Monday, January 26, 2009

GUATEMALA 1982 AND THE CHIXOY DAM MASSACRE

"If the CHIXOY Dam had not been built, then most of our community members would be alive today. The World Bank and Inter-American Development Bank should pay reparations to the survivors of the massacres of Rio Negro. We can't get our loved ones back but we should be compensated for the land that we lost, our fruit trees and our sacred sites."

-- Carlos Chen, survivor of the campaign of terror unleashed upon the community of Rio Negro in the early 1980s.

Carlos Chen is in Washington DC this week (April 10-18), as part of the Mobilization for Global Justice, to raise awareness of his communities' plight. His trip to the US is being co-hosted by Rights Action and International Rivers Network. He will meet with World Bank and Inter- American Development Bank (IADB) officials to press them for reparations for his community.

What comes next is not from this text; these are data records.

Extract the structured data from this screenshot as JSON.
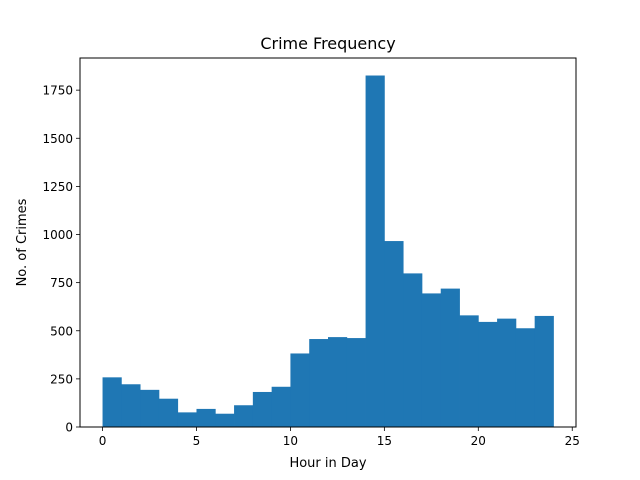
{
  "chart_data": {
    "type": "bar",
    "title": "Crime Frequency",
    "xlabel": "Hour in Day",
    "ylabel": "No. of Crimes",
    "bin_edges": [
      0,
      1,
      2,
      3,
      4,
      5,
      6,
      7,
      8,
      9,
      10,
      11,
      12,
      13,
      14,
      15,
      16,
      17,
      18,
      19,
      20,
      21,
      22,
      23,
      24
    ],
    "values": [
      258,
      222,
      193,
      147,
      76,
      94,
      69,
      113,
      182,
      209,
      382,
      457,
      467,
      462,
      1826,
      966,
      798,
      694,
      719,
      580,
      546,
      563,
      513,
      577
    ],
    "xlim": [
      -1.2,
      25.2
    ],
    "ylim": [
      0,
      1917
    ],
    "xticks": [
      0,
      5,
      10,
      15,
      20,
      25
    ],
    "xtick_labels": [
      "0",
      "5",
      "10",
      "15",
      "20",
      "25"
    ],
    "yticks": [
      0,
      250,
      500,
      750,
      1000,
      1250,
      1500,
      1750
    ],
    "ytick_labels": [
      "0",
      "250",
      "500",
      "750",
      "1000",
      "1250",
      "1500",
      "1750"
    ],
    "bar_color": "#1f77b4",
    "grid": false,
    "legend": "none"
  }
}
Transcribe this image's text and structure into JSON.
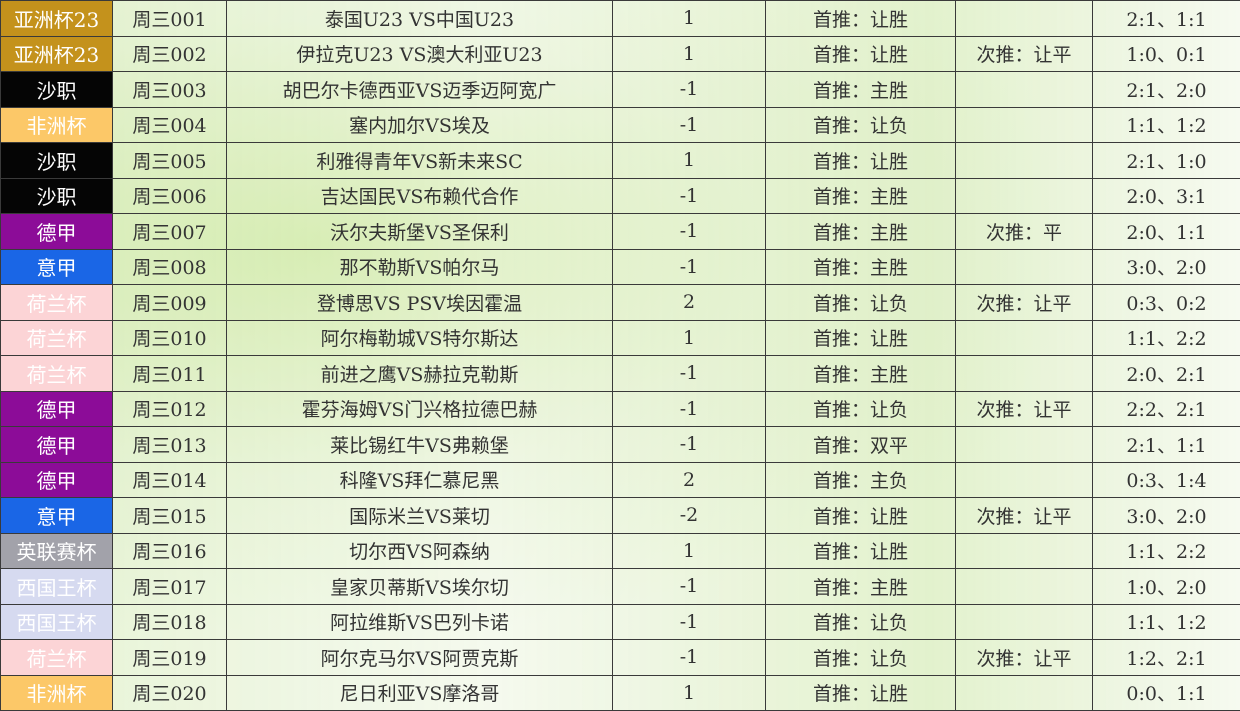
{
  "colors": {
    "亚洲杯23": "#c4921c",
    "沙职": "#050505",
    "非洲杯": "#fcc868",
    "德甲": "#8c0c98",
    "意甲": "#1a66e6",
    "荷兰杯": "#fcd4d6",
    "英联赛杯": "#a2a2aa",
    "西国王杯": "#d6daf0"
  },
  "rows": [
    {
      "league": "亚洲杯23",
      "code": "周三001",
      "match": "泰国U23 VS中国U23",
      "handicap": "1",
      "first": "首推：让胜",
      "second": "",
      "scores": "2:1、1:1"
    },
    {
      "league": "亚洲杯23",
      "code": "周三002",
      "match": "伊拉克U23 VS澳大利亚U23",
      "handicap": "1",
      "first": "首推：让胜",
      "second": "次推：让平",
      "scores": "1:0、0:1"
    },
    {
      "league": "沙职",
      "code": "周三003",
      "match": "胡巴尔卡德西亚VS迈季迈阿宽广",
      "handicap": "-1",
      "first": "首推：主胜",
      "second": "",
      "scores": "2:1、2:0"
    },
    {
      "league": "非洲杯",
      "code": "周三004",
      "match": "塞内加尔VS埃及",
      "handicap": "-1",
      "first": "首推：让负",
      "second": "",
      "scores": "1:1、1:2"
    },
    {
      "league": "沙职",
      "code": "周三005",
      "match": "利雅得青年VS新未来SC",
      "handicap": "1",
      "first": "首推：让胜",
      "second": "",
      "scores": "2:1、1:0"
    },
    {
      "league": "沙职",
      "code": "周三006",
      "match": "吉达国民VS布赖代合作",
      "handicap": "-1",
      "first": "首推：主胜",
      "second": "",
      "scores": "2:0、3:1"
    },
    {
      "league": "德甲",
      "code": "周三007",
      "match": "沃尔夫斯堡VS圣保利",
      "handicap": "-1",
      "first": "首推：主胜",
      "second": "次推：平",
      "scores": "2:0、1:1"
    },
    {
      "league": "意甲",
      "code": "周三008",
      "match": "那不勒斯VS帕尔马",
      "handicap": "-1",
      "first": "首推：主胜",
      "second": "",
      "scores": "3:0、2:0"
    },
    {
      "league": "荷兰杯",
      "code": "周三009",
      "match": "登博思VS PSV埃因霍温",
      "handicap": "2",
      "first": "首推：让负",
      "second": "次推：让平",
      "scores": "0:3、0:2"
    },
    {
      "league": "荷兰杯",
      "code": "周三010",
      "match": "阿尔梅勒城VS特尔斯达",
      "handicap": "1",
      "first": "首推：让胜",
      "second": "",
      "scores": "1:1、2:2"
    },
    {
      "league": "荷兰杯",
      "code": "周三011",
      "match": "前进之鹰VS赫拉克勒斯",
      "handicap": "-1",
      "first": "首推：主胜",
      "second": "",
      "scores": "2:0、2:1"
    },
    {
      "league": "德甲",
      "code": "周三012",
      "match": "霍芬海姆VS门兴格拉德巴赫",
      "handicap": "-1",
      "first": "首推：让负",
      "second": "次推：让平",
      "scores": "2:2、2:1"
    },
    {
      "league": "德甲",
      "code": "周三013",
      "match": "莱比锡红牛VS弗赖堡",
      "handicap": "-1",
      "first": "首推：双平",
      "second": "",
      "scores": "2:1、1:1"
    },
    {
      "league": "德甲",
      "code": "周三014",
      "match": "科隆VS拜仁慕尼黑",
      "handicap": "2",
      "first": "首推：主负",
      "second": "",
      "scores": "0:3、1:4"
    },
    {
      "league": "意甲",
      "code": "周三015",
      "match": "国际米兰VS莱切",
      "handicap": "-2",
      "first": "首推：让胜",
      "second": "次推：让平",
      "scores": "3:0、2:0"
    },
    {
      "league": "英联赛杯",
      "code": "周三016",
      "match": "切尔西VS阿森纳",
      "handicap": "1",
      "first": "首推：让胜",
      "second": "",
      "scores": "1:1、2:2"
    },
    {
      "league": "西国王杯",
      "code": "周三017",
      "match": "皇家贝蒂斯VS埃尔切",
      "handicap": "-1",
      "first": "首推：主胜",
      "second": "",
      "scores": "1:0、2:0"
    },
    {
      "league": "西国王杯",
      "code": "周三018",
      "match": "阿拉维斯VS巴列卡诺",
      "handicap": "-1",
      "first": "首推：让负",
      "second": "",
      "scores": "1:1、1:2"
    },
    {
      "league": "荷兰杯",
      "code": "周三019",
      "match": "阿尔克马尔VS阿贾克斯",
      "handicap": "-1",
      "first": "首推：让负",
      "second": "次推：让平",
      "scores": "1:2、2:1"
    },
    {
      "league": "非洲杯",
      "code": "周三020",
      "match": "尼日利亚VS摩洛哥",
      "handicap": "1",
      "first": "首推：让胜",
      "second": "",
      "scores": "0:0、1:1"
    }
  ]
}
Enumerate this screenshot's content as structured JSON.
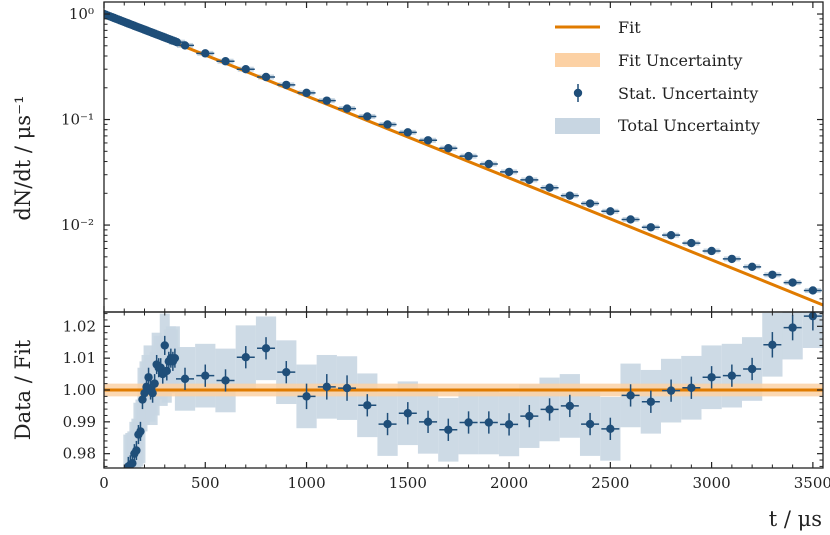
{
  "colors": {
    "fit": "#e07b00",
    "fit_band": "#fcd1a4",
    "stat": "#1f4e79",
    "total_band": "#c8d6e2",
    "axis": "#222222"
  },
  "chart_data": [
    {
      "type": "scatter",
      "panel": "top",
      "ylabel": "dN/dt / μs⁻¹",
      "yscale": "log",
      "ylim": [
        0.0015,
        1.3
      ],
      "xlim": [
        0,
        3550
      ],
      "y_tick_labels": [
        "10⁰",
        "10⁻¹",
        "10⁻²"
      ],
      "y_ticks": [
        1,
        0.1,
        0.01
      ],
      "fit_line": {
        "x": [
          0,
          3550
        ],
        "y": [
          1.0,
          0.00175
        ]
      },
      "series": [
        {
          "name": "Stat. Uncertainty",
          "x": [
            0,
            10,
            20,
            30,
            40,
            50,
            60,
            70,
            80,
            90,
            100,
            110,
            120,
            130,
            140,
            150,
            160,
            170,
            180,
            190,
            200,
            210,
            220,
            230,
            240,
            250,
            260,
            270,
            280,
            290,
            300,
            310,
            320,
            330,
            340,
            350,
            360,
            400,
            500,
            600,
            700,
            800,
            900,
            1000,
            1100,
            1200,
            1300,
            1400,
            1500,
            1600,
            1700,
            1800,
            1900,
            2000,
            2100,
            2200,
            2300,
            2400,
            2500,
            2600,
            2700,
            2800,
            2900,
            3000,
            3100,
            3200,
            3300,
            3400,
            3500
          ],
          "y": [
            1.0,
            0.982,
            0.965,
            0.949,
            0.933,
            0.917,
            0.901,
            0.886,
            0.871,
            0.856,
            0.841,
            0.827,
            0.813,
            0.799,
            0.786,
            0.772,
            0.759,
            0.747,
            0.734,
            0.722,
            0.71,
            0.698,
            0.686,
            0.675,
            0.663,
            0.652,
            0.641,
            0.63,
            0.62,
            0.609,
            0.599,
            0.589,
            0.579,
            0.57,
            0.56,
            0.551,
            0.541,
            0.504,
            0.424,
            0.357,
            0.3,
            0.253,
            0.213,
            0.179,
            0.151,
            0.127,
            0.107,
            0.0898,
            0.0756,
            0.0636,
            0.0535,
            0.045,
            0.0379,
            0.0319,
            0.0268,
            0.0226,
            0.019,
            0.016,
            0.0135,
            0.0113,
            0.00953,
            0.00802,
            0.00675,
            0.00568,
            0.00478,
            0.00402,
            0.00338,
            0.00285,
            0.0024
          ]
        }
      ]
    },
    {
      "type": "scatter",
      "panel": "bottom",
      "ylabel": "Data / Fit",
      "xlabel": "t / μs",
      "ylim": [
        0.9755,
        1.0245
      ],
      "xlim": [
        0,
        3550
      ],
      "y_tick_labels": [
        "0.98",
        "0.99",
        "1.00",
        "1.01",
        "1.02"
      ],
      "y_ticks": [
        0.98,
        0.99,
        1.0,
        1.01,
        1.02
      ],
      "x_tick_labels": [
        "0",
        "500",
        "1000",
        "1500",
        "2000",
        "2500",
        "3000",
        "3500"
      ],
      "x_ticks": [
        0,
        500,
        1000,
        1500,
        2000,
        2500,
        3000,
        3500
      ],
      "fit_line": {
        "x": [
          0,
          3550
        ],
        "y": [
          1.0,
          1.0
        ]
      },
      "fit_band": {
        "x": [
          0,
          3550
        ],
        "lo": [
          0.998,
          0.998
        ],
        "hi": [
          1.002,
          1.002
        ]
      },
      "series": [
        {
          "name": "Stat. Uncertainty",
          "x": [
            120,
            130,
            140,
            150,
            160,
            170,
            180,
            190,
            200,
            210,
            220,
            230,
            240,
            250,
            260,
            270,
            280,
            290,
            300,
            310,
            320,
            330,
            340,
            350,
            400,
            500,
            600,
            700,
            800,
            900,
            1000,
            1100,
            1200,
            1300,
            1400,
            1500,
            1600,
            1700,
            1800,
            1900,
            2000,
            2100,
            2200,
            2300,
            2400,
            2500,
            2600,
            2700,
            2800,
            2900,
            3000,
            3100,
            3200,
            3300,
            3400,
            3500
          ],
          "y": [
            0.976,
            0.9765,
            0.977,
            0.98,
            0.981,
            0.986,
            0.987,
            0.997,
            0.999,
            1.001,
            1.004,
            1.0,
            0.999,
            1.002,
            1.008,
            1.007,
            1.007,
            1.005,
            1.014,
            1.006,
            1.009,
            1.01,
            1.009,
            1.01,
            1.0035,
            1.0045,
            1.003,
            1.0103,
            1.0131,
            1.0056,
            0.998,
            1.001,
            1.0006,
            0.9952,
            0.9893,
            0.9927,
            0.99,
            0.9875,
            0.9898,
            0.9898,
            0.9892,
            0.9918,
            0.9939,
            0.995,
            0.9893,
            0.9878,
            0.9983,
            0.9963,
            0.9998,
            1.0007,
            1.004,
            1.0045,
            1.0066,
            1.0142,
            1.0196,
            1.0232
          ],
          "yerr": [
            0.003,
            0.003,
            0.003,
            0.003,
            0.003,
            0.003,
            0.003,
            0.003,
            0.003,
            0.003,
            0.003,
            0.003,
            0.003,
            0.003,
            0.003,
            0.003,
            0.003,
            0.003,
            0.003,
            0.003,
            0.003,
            0.003,
            0.003,
            0.003,
            0.0035,
            0.0035,
            0.0035,
            0.0035,
            0.0035,
            0.0035,
            0.004,
            0.004,
            0.004,
            0.0035,
            0.0035,
            0.0035,
            0.0035,
            0.0035,
            0.0035,
            0.0035,
            0.0035,
            0.0035,
            0.0035,
            0.0035,
            0.0035,
            0.0035,
            0.0035,
            0.0035,
            0.0035,
            0.0035,
            0.0035,
            0.0035,
            0.0035,
            0.004,
            0.004,
            0.0045
          ]
        }
      ],
      "total_band_width": 0.01
    }
  ],
  "legend": {
    "fit": "Fit",
    "fit_uncertainty": "Fit Uncertainty",
    "stat_uncertainty": "Stat. Uncertainty",
    "total_uncertainty": "Total Uncertainty",
    "placement": "top-right"
  },
  "labels": {
    "top_ylabel": "dN/dt  /  μs⁻¹",
    "bottom_ylabel": "Data / Fit",
    "xlabel": "t  /  μs"
  }
}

In 1978, at the time of massive state-sponsored repression (defined by the United Nations as "genocide"), the World Bank and IADB funded the Chixoy dam project. The IADB loaned $105 million in 1978, and $70 million in 1981. The World Bank loaned $72 million in 1978 and another $44.6 million in 1985, after massacres had killed more than 400 members of the Rio Negro community opposed to the dam.

On March 13, 1982, the Guatemalan military and Civil Defense Patrols (paramilitaries) slaughtered 107 children and 70 women in the isolated Maya-Achi community of Rio Negro. The victims included Carlos' first wife, pregnant at the time, and their two infant children. This was the third of five massacres committed against the people of Rio Negro, following the community's refusal to leave their lands for Chixoy Dam's construction. The flooding of the reservoir began a few months after the last massacre.

Yet, despite sending numerous missions to oversee the project before, during and after construction, the World Bank and IADB apparently kept silent about the massacres until 1996, when human rights groups uncovered this story. The World Bank's own internal investigation then absolved it of responsibility.

The survivors of Rio Negro never received adequate compensation for the land, homes and personal property they lost or that was stolen from them, much less reparations for the violence perpetrated against them. Independent of the massacres, the World Bank, under its resettlement policy, has obligations to ensure that those resettled are not worse off after the project. [due to the massacres, there was little actual "resettlement"]. World Bank officials claim that they have restored the community to its 1975 standard of living. This is not so.

A growing movement of dam-affected communities from all over the world is demanding reparations, or retroactive compensation, for the continuing damage to their lives because of dams which have already been completed. The World Bank has been the largest single source of funds for large dam construction worldwide, and as such is a major target for dam-affected communities.

"Under its stated aim of alleviating poverty, the World Bank has promoted and funded dams that have displaced more than 10 million people from their homes and land, caused severe environmental damage, and pushed borrowers further into debt. Yet the Bank has never paid for the destruction it has caused to millions of people's lives and the environment. Now, it's time for the Bank to pay its own debts."
-- Ms. Aviva Imhof, South-East Asia Campaigner with International Rivers Network


ANTI DAM ACTIVISM HAS PICKED UP IN SINCE THE 1980 AND HAS ALREADY WITNESSED THE CANCELLATION OF SEVERAL PRESTIGIOUS PROJECTS LIKE THE FRANKLIN DAM IN AUSTRALIA,SILENT VALLEY IN India .

FURTHER THE WORLD BANK HAS BEEN FORCED OUT OF THE SARDAR SAROVAR PROJECT IN 1993 AND HAD TO BACK OUT OF THE ARUN3 PROJECT IN NEPAL ,THE WB NOW FUNDS DAMS IN AREAS GOVERNED BY TOUGH REGIMES ONLY WHERE POPULAR RESISTANCECAN BE CRUSHED.